Nvbench compare improvements#383
Conversation
Teach nvbench_compare to parse GPU timing summaries into structured values and prefer the robust median/IQR summaries when both compared measurements provide them. Fall back to the existing mean/stdev summaries when robust summaries are not available. Classify comparisons with the larger available relative noise estimate instead of the smaller one, keep unavailable noise distinct from encoded infinite noise, and report improvements separately from regressions. Keep the process exit code as success for completed comparisons; regression counts are reported in the summary instead of being used as the process status. Make plotting tolerate unavailable noise by leaving gaps in confidence bands, sort plotted series by the plotted axis, and avoid reusing pyplot state across plot calls. Add focused Python tests for robust-summary preference, unavailable-noise classification, non-finite timing centers, plot-along handling when the selected axis is absent, and the exit-code contract.
Teach nvbench_compare to keep the order of --benchmark and --axis arguments so
axis filters can apply either globally or to the most recent benchmark. Build a
filter plan from the ordered CLI arguments and apply the same plan to table
output and plotting labels.
Add explicit --reference-devices and --compare-devices filters. The filters
accept all, a single device id, or a comma-separated list of ids; ordered lists
and duplicates are preserved so selected reference and compare devices can be
paired by position. Device-section mismatches remain fatal for unfiltered
all-vs-all comparisons, but become warnings when the user explicitly selects
devices and the selected device counts match.
Match duplicate benchmark states by occurrence within each filtered device
section instead of matching only by state name across the whole benchmark.
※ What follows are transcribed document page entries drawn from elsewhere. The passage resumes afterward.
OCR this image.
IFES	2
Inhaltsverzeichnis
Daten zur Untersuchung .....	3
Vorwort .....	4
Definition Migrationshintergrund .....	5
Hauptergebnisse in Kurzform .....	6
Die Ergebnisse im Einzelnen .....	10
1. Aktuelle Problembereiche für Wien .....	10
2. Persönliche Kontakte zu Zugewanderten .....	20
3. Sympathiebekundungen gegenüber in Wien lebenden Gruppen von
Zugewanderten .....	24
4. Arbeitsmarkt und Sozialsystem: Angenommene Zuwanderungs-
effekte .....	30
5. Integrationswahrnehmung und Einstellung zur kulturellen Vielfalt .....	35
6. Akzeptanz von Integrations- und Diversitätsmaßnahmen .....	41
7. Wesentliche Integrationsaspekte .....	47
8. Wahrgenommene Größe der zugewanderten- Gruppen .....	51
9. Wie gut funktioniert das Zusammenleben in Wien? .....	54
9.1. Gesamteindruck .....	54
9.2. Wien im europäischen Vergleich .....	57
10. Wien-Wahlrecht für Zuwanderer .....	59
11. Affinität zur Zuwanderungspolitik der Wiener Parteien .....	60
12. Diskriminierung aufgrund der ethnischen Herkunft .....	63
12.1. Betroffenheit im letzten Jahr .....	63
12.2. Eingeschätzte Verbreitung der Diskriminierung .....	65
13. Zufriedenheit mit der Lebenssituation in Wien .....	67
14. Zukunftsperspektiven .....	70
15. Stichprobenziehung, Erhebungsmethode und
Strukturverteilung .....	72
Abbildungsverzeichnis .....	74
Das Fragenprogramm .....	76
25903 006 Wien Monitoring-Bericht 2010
This
keeps repeated axis values and filtered duplicate states aligned between the
reference and compare inputs, and reports mismatched occurrence counts instead
of silently dropping extra states.
Add Python tests for duplicate-state matching, axis filtering before matching,
device filter parsing and validation, explicit cross-device pairing, and
benchmark-scoped axis filters.
Original commit messages folded into this change:
Tweaks for nvbench_compare
1. When JSON files contain multiple entries with the same name and axis values,
make sure that scripts compares corresponding entries.
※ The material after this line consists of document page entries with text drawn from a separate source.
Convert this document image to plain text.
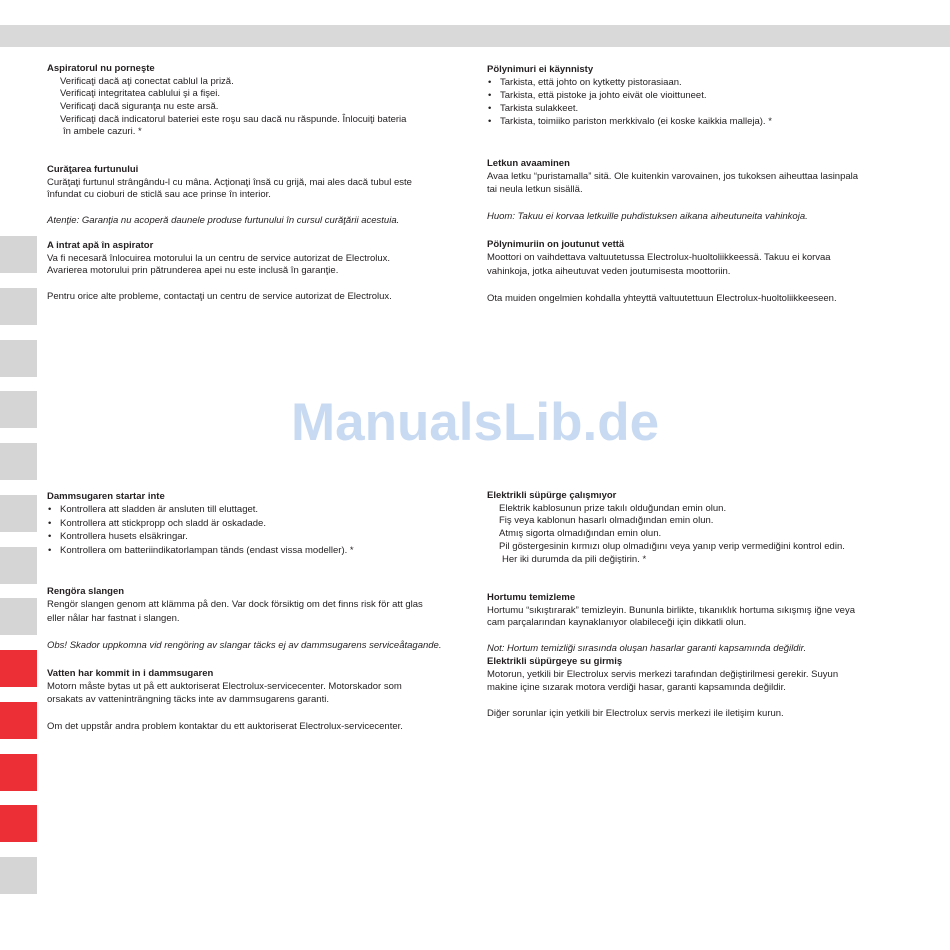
Aspiratorul nu porneşte
Verificaţi dacă aţi conectat cablul la priză.
Verificaţi integritatea cablului şi a fişei.
Verificaţi dacă siguranţa nu este arsă.
Verificaţi dacă indicatorul bateriei este roşu sau dacă nu răspunde. Înlocuiţi bateria
în ambele cazuri. *
Curăţarea furtunului
Curăţaţi furtunul strângându-l cu mâna. Acţionaţi însă cu grijă, mai ales dacă tubul este
înfundat cu cioburi de sticlă sau ace prinse în interior.
Atenţie: Garanţia nu acoperă daunele produse furtunului în cursul curăţării acestuia.
A intrat apă în aspirator
Va fi necesară înlocuirea motorului la un centru de service autorizat de Electrolux.
Avarierea motorului prin pătrunderea apei nu este inclusă în garanţie.
Pentru orice alte probleme, contactaţi un centru de service autorizat de Electrolux.
Pölynimuri ei käynnisty
• Tarkista, että johto on kytketty pistorasiaan.
• Tarkista, että pistoke ja johto eivät ole vioittuneet.
• Tarkista sulakkeet.
• Tarkista, toimiiko pariston merkkivalo (ei koske kaikkia malleja). *
Letkun avaaminen
Avaa letku “puristamalla” sitä. Ole kuitenkin varovainen, jos tukoksen aiheuttaa lasinpala
tai neula letkun sisällä.
Huom: Takuu ei korvaa letkuille puhdistuksen aikana aiheutuneita vahinkoja.
Pölynimuriin on joutunut vettä
Moottori on vaihdettava valtuutetussa Electrolux-huoltoliikkeessä. Takuu ei korvaa
vahinkoja, jotka aiheutuvat veden joutumisesta moottoriin.
Ota muiden ongelmien kohdalla yhteyttä valtuutettuun Electrolux-huoltoliikkeeseen.
ManualsLib.de
Dammsugaren startar inte
• Kontrollera att sladden är ansluten till eluttaget.
• Kontrollera att stickpropp och sladd är oskadade.
• Kontrollera husets elsäkringar.
• Kontrollera om batteriindikatorlampan tänds (endast vissa modeller). *
Rengöra slangen
Rengör slangen genom att klämma på den. Var dock försiktig om det finns risk för att glas
eller nålar har fastnat i slangen.
Obs! Skador uppkomna vid rengöring av slangar täcks ej av dammsugarens serviceåtagande.
Vatten har kommit in i dammsugaren
Motorn måste bytas ut på ett auktoriserat Electrolux-servicecenter. Motorskador som
orsakats av vatteninträngning täcks inte av dammsugarens garanti.
Om det uppstår andra problem kontaktar du ett auktoriserat Electrolux-servicecenter.
Elektrikli süpürge çalışmıyor
Elektrik kablosunun prize takılı olduğundan emin olun.
Fiş veya kablonun hasarlı olmadığından emin olun.
Atmış sigorta olmadığından emin olun.
Pil göstergesinin kırmızı olup olmadığını veya yanıp verip vermediğini kontrol edin.
Her iki durumda da pili değiştirin. *
Hortumu temizleme
Hortumu “sıkıştırarak” temizleyin. Bununla birlikte, tıkanıklık hortuma sıkışmış iğne veya
cam parçalarından kaynaklanıyor olabileceği için dikkatli olun.
Not: Hortum temizliği sırasında oluşan hasarlar garanti kapsamında değildir.
Elektrikli süpürgeye su girmiş
Motorun, yetkili bir Electrolux servis merkezi tarafından değiştirilmesi gerekir. Suyun
makine içine sızarak motora verdiği hasar, garanti kapsamında değildir.
Diğer sorunlar için yetkili bir Electrolux servis merkezi ile iletişim kurun.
Previous logic would extract the first entry from ref data, and would compare
measurements for each state in cmp against the first entry from ref. The
change introduces a counter to know which nth entry we process for a
particular axis value, and retrieve corresponding entry in ref.
Scope occurrence matching by device.
Device pairing in nvbench_compare.py is strictly index-based under
--ignore-devices, reused IDs in a different order no longer pair against the
wrong reference device.
Require devices in ref and cmp to have the same cardinality
Handle mismatch when number of duplicates in ref data is not same as in cmp data
Use pytest monkeypatch fixture to pretend third-party package dependencies are
available during test run for nvbench_compare without introducing test-time
dependency
Added the happy-path test and fixed its direct-call setup by initializing the
device globals that main() normally populates.
Fix to filter-before-matching.
- compare_benches() now pairs devices by selected position instead of taking a
device id.
- For each device pair, compare_benches() now builds:
- ref_device_states: matching reference device and axis filters
- cmp_device_states: matching compare device and axis filters
- State occurrence counts and duplicate occurrence matching now operate only
on those filtered per-device lists.
- Removed the later matches_axis_filters() skip inside the compare-state loop
because filtering now happens before matching.
Added a regression test where ref/cmp have duplicate state names in opposite
order, and --axis keeps only one of them. The test verifies the kept compare
state is matched against the kept reference state, not the first unfiltered
occurrence.
Introduce device filtering in nvbench_compare
- --reference-devices all|ID|ID,ID,...
- --compare-devices all|ID|ID,ID,...
- Integer lists preserve order and duplicates.
- Requested IDs are validated against the file-level device list.
- Filtered reference/compare device counts must match before comparison.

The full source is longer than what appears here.